Несмотря на ее молитвы, казалось, доктор был уверен, что приближается его последний час. И хотя это ее пугало, она скрывала свои чувства.

Во время Рождества Лютер объявил о том, что ему необходимо поехать в Мансфельд.

„Зачем?“ — спросила Кати.

„Возник спор между двумя братскими графствами в той области“.

„Ну и что?“ — в голосе Кати послышалось раздражение.

„Спор идет о территориях. Меня ждут и хотят, чтобы я помог решить спор“.

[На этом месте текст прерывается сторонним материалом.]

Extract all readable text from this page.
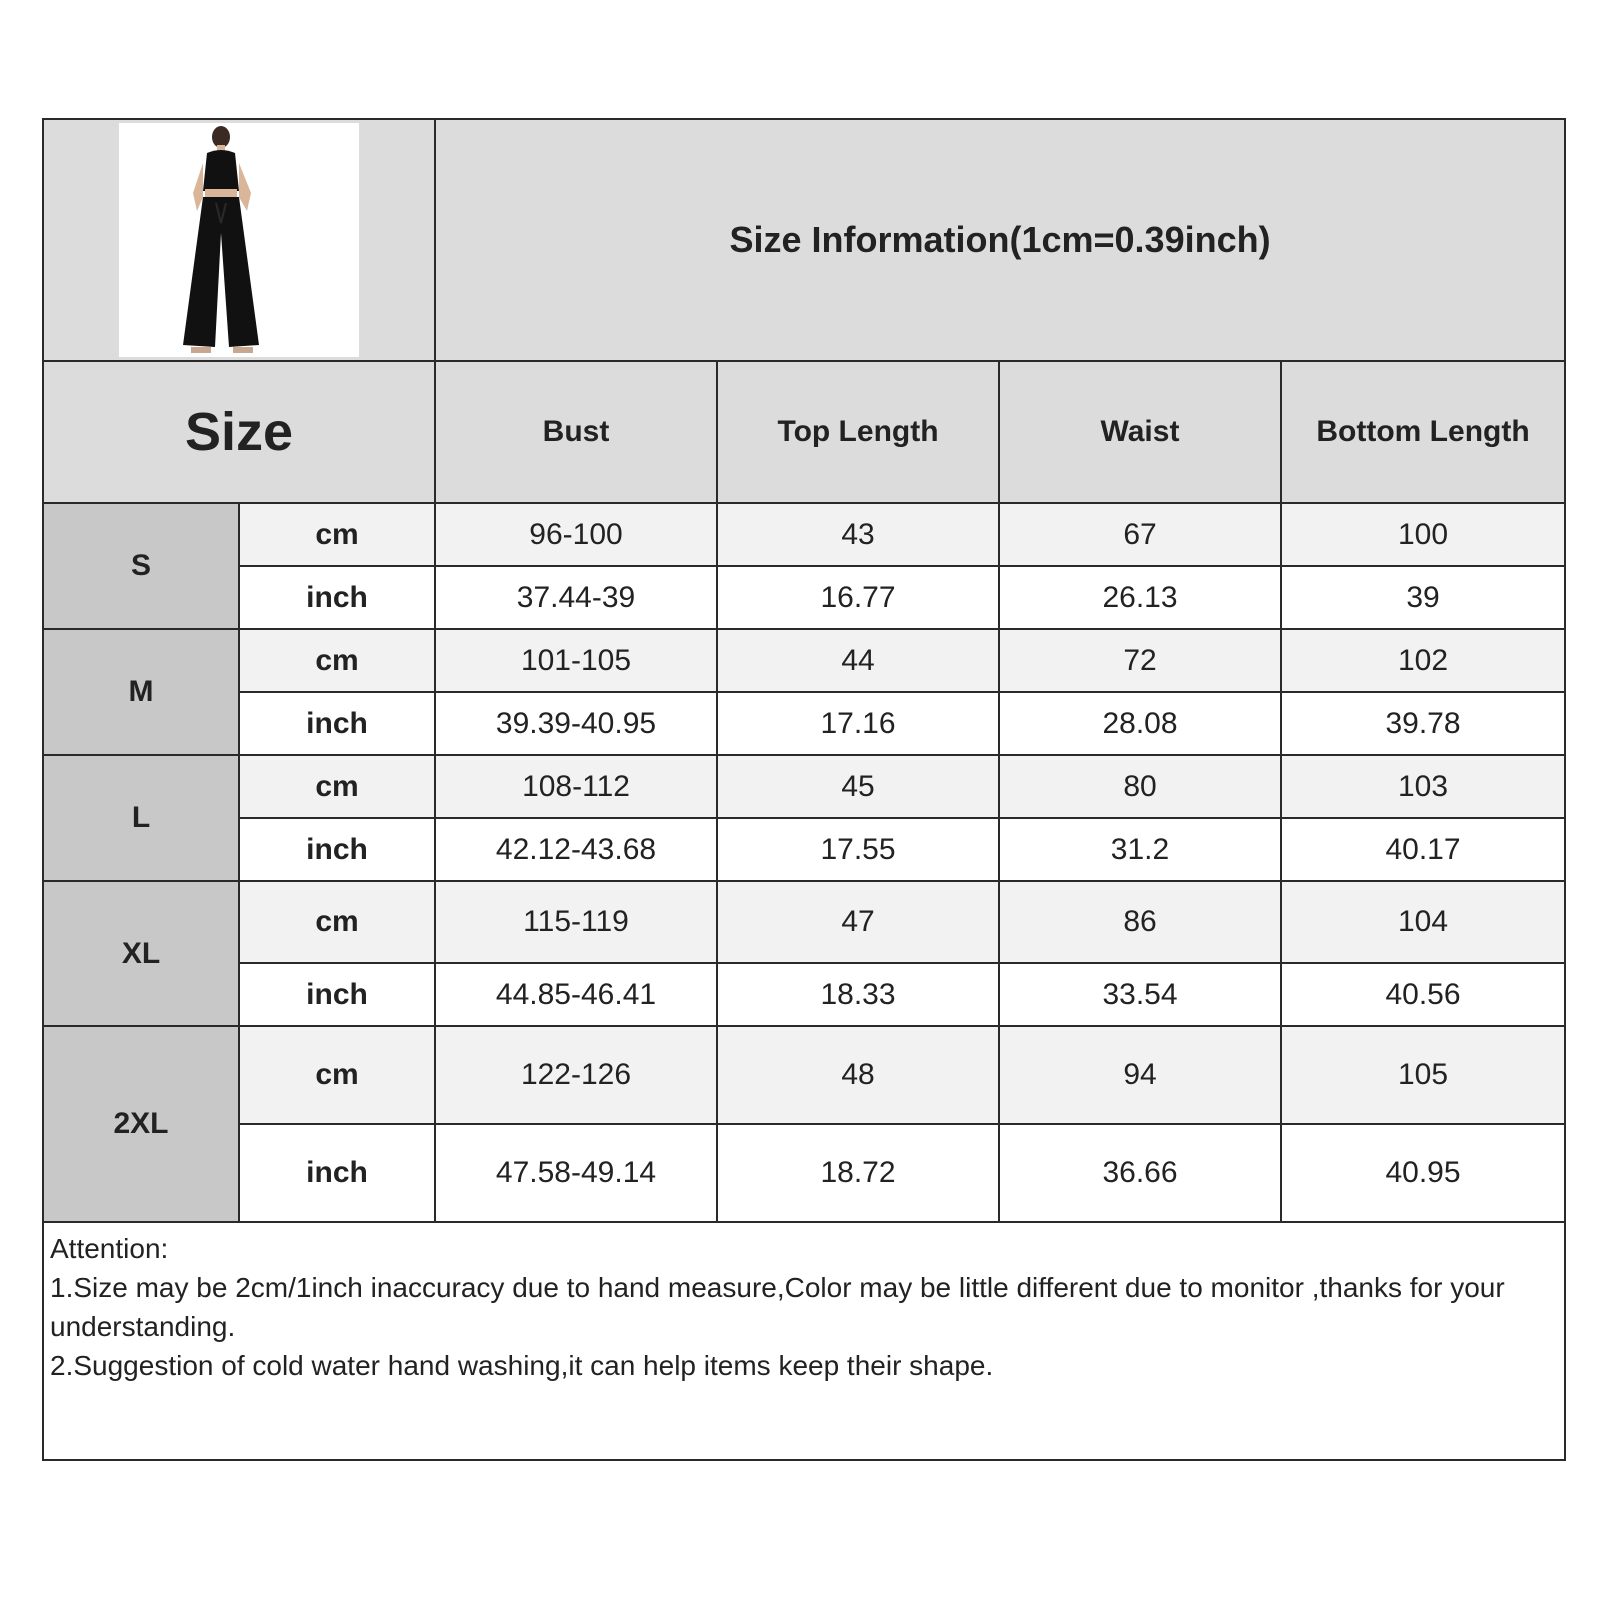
	Size Information(1cm=0.39inch)			
Size		Bust	Top Length	Waist	Bottom Length
S	cm	96-100	43	67	100
	inch	37.44-39	16.77	26.13	39
M	cm	101-105	44	72	102
	inch	39.39-40.95	17.16	28.08	39.78
L	cm	108-112	45	80	103
	inch	42.12-43.68	17.55	31.2	40.17
XL	cm	115-119	47	86	104
	inch	44.85-46.41	18.33	33.54	40.56
2XL	cm	122-126	48	94	105
	inch	47.58-49.14	18.72	36.66	40.95

Attention:
1.Size may be 2cm/1inch inaccuracy due to hand measure,Color may be little different due to monitor ,thanks for your understanding.
2.Suggestion of cold water hand washing,it can help items keep their shape.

„Ах, Мартин! Сейчас так холодно, да и ты не сможешь встретить Рождество с семьей!“

„Да, я знаю“. Он обнял ее и попытался успокоить. Он любил свою Кати и детей и хотел бы быть с ними. „Но работа Господа на первом месте. Кати, когда Карл V собирается сокрушить нас, мы должны быть едины. Меланхтон поедет со мной“.

И снова Кати поцеловала его на прощание и стала выкраивать особое время для того, чтобы преклонять колени и стучаться в небесные врата, прося за мужа.

Лютер и Меланхтон остались в Мансфельде на Рождество и вели переговоры с двумя братьями, но безуспешно. Тогда в связи с болезнью Меланхтона им пришлось вернуться в Виттенберг.

„Вы чего-нибудь добились?“ — спросила Кати.

Лютер пожал плечами. „Всего решить нам не удалось. Но каждый из братьев согласился пойти на компромисс. — Он скорчил гримасу и покачал головой. — Некоторые из этих правителей упрямы так же, как папа. Наверное, яблоко, которое съели Адам и Ева, было кислым“.

Кати надеялась, что интерес доктора к примирению упрямых графов прошел. Но это было не так. На третьей неделе января, когда дороги были засыпаны снегом, он сказал: „Кати, мне снова нужно помочь этим графам. Мне предстоит поехать туда, где я вырос, поэтому я возьму с собой мальчиков. Для меня это может быть последней возможностью показать им те места, где я провел свою молодость“.